Really? This game has hardly been out for a year. It also was the 2012 ENnie Awards Silver Award winner for Best Game and Gold Award winner for best rules. They even say in the quote above that CIVIL WAR was successful and well received. How much better was this expected to be. I can't help but think that somehow this has something to do with Marvel over valuing their licence for this game after the success of the Avengers movie. If this game can't make enough money to be viable then I seriously doubt Marvel will be able to find a game company (or develop a game themselves) that will "garner the level of sales necessary to sustain the rest of the line".

If MWP would come clean with the details maybe the fans could do something regarding this. Specifically, did MWP dump the line because they couldn't make enough money on it? I hope not because they just invested in that tired old property "Firefly". If they dumped Marvel Heroic because they felt they couldn't keep both it and their other newly acquired properties then that would be tragedy. That would essentially mean that they were not prepared to let Marvel Heroic grow and produce returns for them and that they took the money we spent on it and rolled it into a licence for crap like "Firefly".

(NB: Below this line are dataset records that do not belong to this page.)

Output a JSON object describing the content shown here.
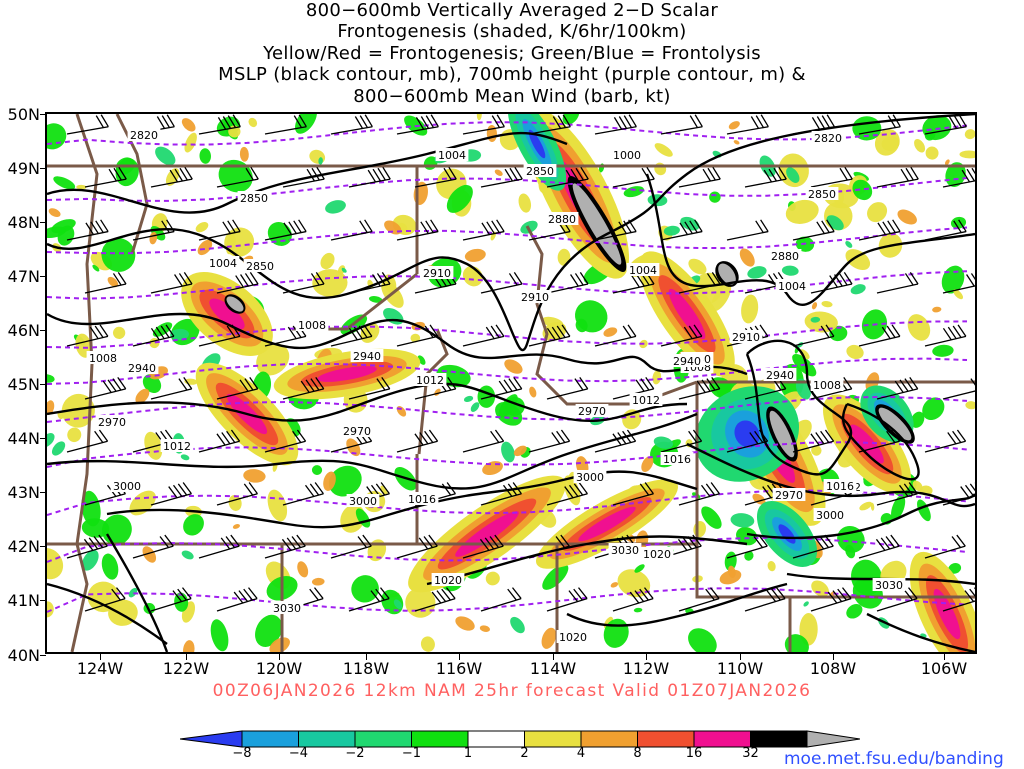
{
  "title_lines": [
    "800−600mb Vertically Averaged 2−D Scalar",
    "Frontogenesis (shaded, K/6hr/100km)",
    "Yellow/Red = Frontogenesis;  Green/Blue = Frontolysis",
    "MSLP (black contour, mb), 700mb height (purple contour, m) &",
    "800−600mb Mean Wind (barb, kt)"
  ],
  "lat_labels": [
    "50N",
    "49N",
    "48N",
    "47N",
    "46N",
    "45N",
    "44N",
    "43N",
    "42N",
    "41N",
    "40N"
  ],
  "lon_labels": [
    "124W",
    "122W",
    "120W",
    "118W",
    "116W",
    "114W",
    "112W",
    "110W",
    "108W",
    "106W"
  ],
  "forecast_line": "00Z06JAN2026 12km NAM 25hr forecast Valid 01Z07JAN2026",
  "colorbar": {
    "ticks": [
      "−8",
      "−4",
      "−2",
      "−1",
      "1",
      "2",
      "4",
      "8",
      "16",
      "32"
    ],
    "colors": [
      "#2a3cf0",
      "#1aa0dc",
      "#18c8a0",
      "#20d870",
      "#10e010",
      "#ffffff",
      "#e8e040",
      "#f0a030",
      "#f05030",
      "#f01090",
      "#000000",
      "#b0b0b0"
    ]
  },
  "mslp_labels": [
    "1004",
    "1000",
    "1004",
    "1004",
    "1004",
    "1008",
    "1008",
    "1008",
    "1012",
    "1012",
    "1012",
    "1012",
    "1016",
    "1016",
    "1016",
    "1020",
    "1020",
    "1020",
    "1008"
  ],
  "height_labels": [
    "2820",
    "2820",
    "2850",
    "2850",
    "2850",
    "2850",
    "2880",
    "2880",
    "2910",
    "2910",
    "2910",
    "2940",
    "2940",
    "2940",
    "2970",
    "2970",
    "2970",
    "2970",
    "3000",
    "3000",
    "3000",
    "3000",
    "3030",
    "3030",
    "3030",
    "2940",
    "2940"
  ],
  "credit": "moe.met.fsu.edu/banding",
  "colors": {
    "mslp": "#000000",
    "height": "#a020f0",
    "border": "#7a5a48",
    "forecast": "#ff6060",
    "credit": "#3050ff"
  }
}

If that isn't the case, it means that Marvel wanted too much for the line as negotiated between the two  and MWP couldn't make enough profit to viably keep publishing the line- "an admittedly ambitious license". Also if the stuff already written is now being scrapped that means MWP expected to take a loss if they continued. The other scenario here is that Marvel was in a position to request even more for the licence after a set time period, and seeing the success of their Avengers movie, jacked up the fees, making Marvel Heroic unviable. 

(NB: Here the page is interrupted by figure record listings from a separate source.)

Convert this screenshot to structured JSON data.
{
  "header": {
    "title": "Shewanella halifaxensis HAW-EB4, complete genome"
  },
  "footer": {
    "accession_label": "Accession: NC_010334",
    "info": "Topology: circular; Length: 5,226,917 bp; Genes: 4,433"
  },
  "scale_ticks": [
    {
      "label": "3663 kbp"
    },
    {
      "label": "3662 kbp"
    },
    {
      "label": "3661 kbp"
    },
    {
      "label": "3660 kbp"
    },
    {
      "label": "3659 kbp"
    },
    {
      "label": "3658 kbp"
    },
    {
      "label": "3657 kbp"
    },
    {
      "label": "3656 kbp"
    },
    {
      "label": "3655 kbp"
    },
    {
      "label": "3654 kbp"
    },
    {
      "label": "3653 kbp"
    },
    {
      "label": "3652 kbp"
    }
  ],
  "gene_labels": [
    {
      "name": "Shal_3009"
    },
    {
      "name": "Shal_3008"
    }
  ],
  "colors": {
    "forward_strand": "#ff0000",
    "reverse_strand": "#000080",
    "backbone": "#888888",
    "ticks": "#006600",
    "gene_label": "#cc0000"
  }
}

Here's the situation. If MWP pulled out because they felt they would rather focus on other properties because they were more profitable than Marvel Heroic, but Marvel Heroic was still making money then basically it's over. If MWP lost the license from Marvel because it was too expensive then it's clobbering time. Basically it's unlikely that a new Marvel RPG is going to do better than Marvel Heroic. Its popular and won 2 ENnies. Marvel has to understand the "actual value " of its propery in the RPG game industry. They can either make some money or no money. But here is the game changer. If a game that was popular in the circle of customers that would be interested in such a game didn't generate enough value to continue the line, we need to let Marvel know that we want it to support Marvel Heroic, and that we will not be supporting any forthcoming system. This in effect will make any Marvel RPG completely unviable, unprofitable and generate nothing for Marvel and its properties. If Marvel wants to make any money from our hobby they need to renegotiate a new deal with MWP to continue the Marvel Heroic line. Simply put, we don't need Marvel to keep playing this game, we can make the content ourselves,the OSR has proven that it can be done, and MWP could easily publish the operations manual without the Marvel IP. Marvel has an opportunity to create even more fans, make some money, and watch a game line grow, with the future opportunity to make money on RPGs for every comic book tie in / event they have ever published and/or ever will. However this is Disney - creator of the Disney Vault - they're perfectly willing to sit on this, It's worked for them in the past. This time it's different, because if we keep building our own events and data files then there will never be a demand for a Marvel RPG. Our community will become the one with all the content and all the players. If Marvel sits on this they lose.